手早く道具をまとめると、すぐに背中に背負い直した。下から上がってきた隊士に後を任せると、斉藤と共にさらに上の階に上がる。ちょうど、懐紙で拭いをかけた刀を収めようとしていた総司の元に斉藤とセイが歩み寄った。

「斉藤さん、神谷さん!すみません。ようやく終わりましたよ」
「うむ。下はもうあらかた片付けた」

セイは小さく頭を下げると、すぐに怪我人の有無を確かめに回る。さすがにこの階はかすり傷でも隊士達の怪我も多い。
まだ残っている妓達は隊士達が一階へと連れて行き、セイは怪我人の手当てを始めた。よく通る声を張り上げる。
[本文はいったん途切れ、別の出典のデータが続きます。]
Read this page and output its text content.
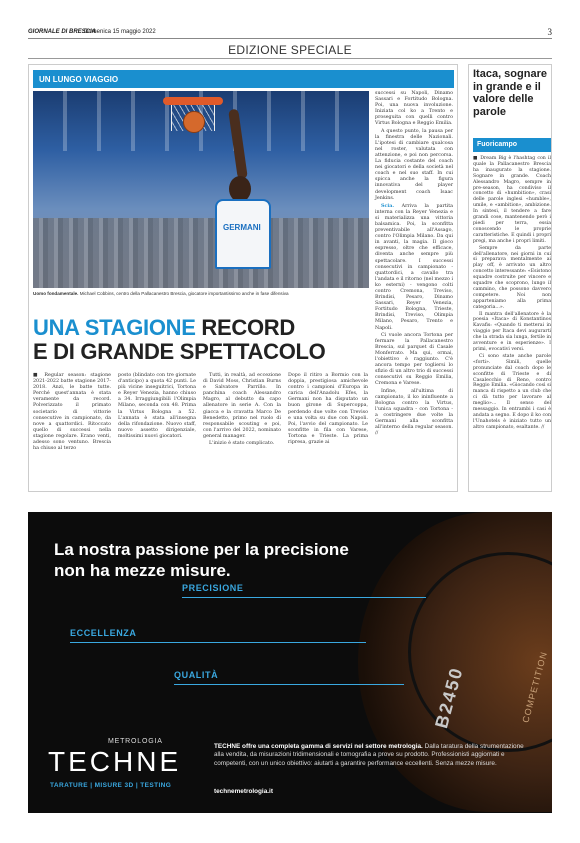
GIORNALE DI BRESCIA
Domenica 15 maggio 2022	3
EDIZIONE SPECIALE
UN LUNGO VIAGGIO
GERMANI
Uomo fondamentale. Michael Cobbins, centro della Pallacanestro Brescia, giocatore importantissimo anche in fase difensiva

successi su Napoli, Dinamo Sassari e Fortitudo Bologna. Poi, una nuova involuzione. Iniziata col ko a Trento e proseguita con quelli contro Virtus Bologna e Reggio Emilia.

A questo punto, la pausa per la finestra delle Nazionali. L'ipotesi di cambiare qualcosa nel roster, valutata con attenzione, e poi non percorsa. La fiducia costante del coach nei giocatori e della società nel coach e nel suo staff. In cui spicca anche la figura innovativa del player development coach Isaac Jenkins.

Scia. Arriva la partita interna con la Reyer Venezia e si materializza una vittoria balsamica. Poi, la sconfitta preventivabile all'Assago, contro l'Olimpia Milano. Da qui in avanti, la magia. Il gioco espresso, oltre che efficace, diventa anche sempre più spettacolare. I successi consecutivi in campionato - quattordici, a cavallo tra l'andata e il ritorno (nel mezzo i ko esterni) - vengono colti contro Cremona, Treviso, Brindisi, Pesaro, Dinamo Sassari, Reyer Venezia, Fortitudo Bologna, Trieste, Brindisi, Treviso, Olimpia Milano, Pesaro, Trento e Napoli.

Ci vuole ancora Tortona per fermare la Pallacanestro Brescia, sul parquet di Casale Monferrato. Ma qui, ormai, l'obiettivo è raggiunto. C'è ancora tempo per togliersi lo sfizio di un altro trio di successi consecutivi su Reggio Emilia, Cremona e Varese.

Infine, all'ultima di campionato, il ko ininfluente a Bologna contro la Virtus, l'unica squadra - con Tortona - a costringere due volte la Germani alla sconfitta all'interno della regular season. //

UNA STAGIONE RECORD
E DI GRANDE SPETTACOLO

■ Regular season: stagione 2021-2022 batte stagione 2017-2018. Anzi, le batte tutte. Perché quest'annata è stata veramente da record. Polverizzato il primato societario di vittorie consecutive in campionato, da nove a quattordici. Ritoccato quello di successi nella stagione regolare. Erano venti, adesso sono ventuno. Brescia ha chiuso al terzo

posto (blindato con tre giornate d'anticipo) a quota 42 punti. Le più vicine inseguitrici, Tortona e Reyer Venezia, hanno chiuso a 34. Irraggiungibili l'Olimpia Milano, seconda con 48. Prima la Virtus Bologna a 52. L'annata è stata all'insegna della rifondazione. Nuovo staff, nuovo assetto dirigenziale, moltissimi nuovi giocatori.

Tutti, in realtà, ad eccezione di David Moss, Christian Burns e Salvatore Parrillo. In panchina coach Alessandro Magro, al debutto da capo allenatore in serie A. Con la giacca e la cravatta Marco De Benedetto, primo nel ruolo di responsabile scouting e poi, con l'arrivo del 2022, nominato general manager.

L'inizio è stato complicato.

Dopo il ritiro a Bormio con la doppia, prestigiosa amichevole contro i campioni d'Europa in carica dell'Anadolu Efes, la Germani non ha disputato un buon girone di Supercoppa, perdendo due volte con Treviso e una volta su due con Napoli. Poi, l'avvio del campionato. Le sconfitte in fila con Varese, Tortona e Trieste. La prima ripresa, grazie ai

Itaca, sognare in grande e il valore delle parole
Fuoricampo

■ Dream Big è l'hashtag con il quale la Pallacanestro Brescia ha inaugurato la stagione. Sognare in grande. Coach Alessandro Magro, sempre in pre-season, ha condiviso il concetto di «humbition», crasi delle parole inglesi «humble», umile, e «ambition», ambizione. In sintesi, il tendere a fare grandi cose, mantenendo però i piedi per terra, essia conoscendo le proprie caratteristiche. E quindi i propri pregi, ma anche i propri limiti.

Sempre da parte dell'allenatore, nei giorni in cui si preparava mentalmente ai play off, è arrivato un altro concetto interessante: «Esistono squadre costruite per vincere e squadre che scoprono, lungo il cammino, che possono davvero competere. Noi non apparteniamo alla prima categoria...».

Il mantra dell'allenatore è la poesia «Itaca» di Konstantinos Kavafis: «Quando ti metterai in viaggio per Itaca devi augurarti che la strada sia lunga, fertile in avventure e in esperienze». I primi, evocativi versi.

Ci sono state anche parole «forti». Simili, quelle pronunciate dal coach dopo le sconfitte di Trieste e di Casalecchio di Reno, contro Reggio Emilia. «Giocando così si manca di rispetto a un club che ci dà tutto per lavorare al meglio»... Il senso del messaggio. In entrambi i casi è andata a segno. E dopo il ko con l'Unahotels è iniziato tutto un altro campionato, esaltante. //

B2450	COMPETITION
La nostra passione per la precisione
non ha mezze misure.
PRECISIONE
ECCELLENZA
QUALITÀ
METROLOGIA
TECHNE
TARATURE | MISURE 3D | TESTING
TECHNE offre una completa gamma di servizi nel settore metrologia. Dalla taratura della strumentazione alla vendita, da misurazioni tridimensionali e tomografia a prove su prodotto. Professionisti aggiornati e competenti, con un unico obiettivo: aiutarti a garantire performance eccellenti. Senza mezze misure.
technemetrologia.it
「場所を開けてください。大きな怪我の方は先に申し出てください。それ以外は順に診ますから」

撤収に時間をかけてはいられない。総司と斉藤が三階を見て回っている間に、つぎつぎと切り傷には膏薬を塗って処置を済ませ、多少大きいと言っても打ち身の者達は、屯所に戻ってからとさばいていく。

「すごいですねぇ。神谷さん」

セイの働きを見ながら見落としがないか、歩き回っていた総司は戻ってきてセイに声をかける。

「その薬籠、すごく理にかなってるんですね」

使う順、物の大きさによっておさめられている場所も違う。包帯などは細いものは丸めてあるが、先ほど使ったような幅広の物は、背中全体に薄く広げて入れる様になっている。
斉藤も一緒になってついつい、セイの働きに見入ってしまう。

「ありがとうございます。これならいちいち時間をかけずに、手早く行えますから。……はい。これで終わりです」

あらかたの隊士を見終わると、今度もまたぱっと仕舞い込んで背負ったセイと共に、隊士達を促して階下へ降りていく。

「そういえば、待機組の方はどうしました?」
「小川さんが面倒見てくださってます」
「ははぁ。腰でも抜かしてましたか?」

草履のままで駆けまわっていたので、滑らないように気を配りながら階段を下りていく。立石の様子を含めて問いかけたことにセイがあえて口にしなかったためにかえって、想像がついてしまう。
やれやれ、と総司が呟いた。

一階まで下りると、奥の部屋から女将を呼んだ斉藤と総司が話をしている間に、セイは表に出る。次々と隊士だけではなく、浪士たちも含めて怪我人達の様子を見ながら撤収の隊列の間を歩き回った。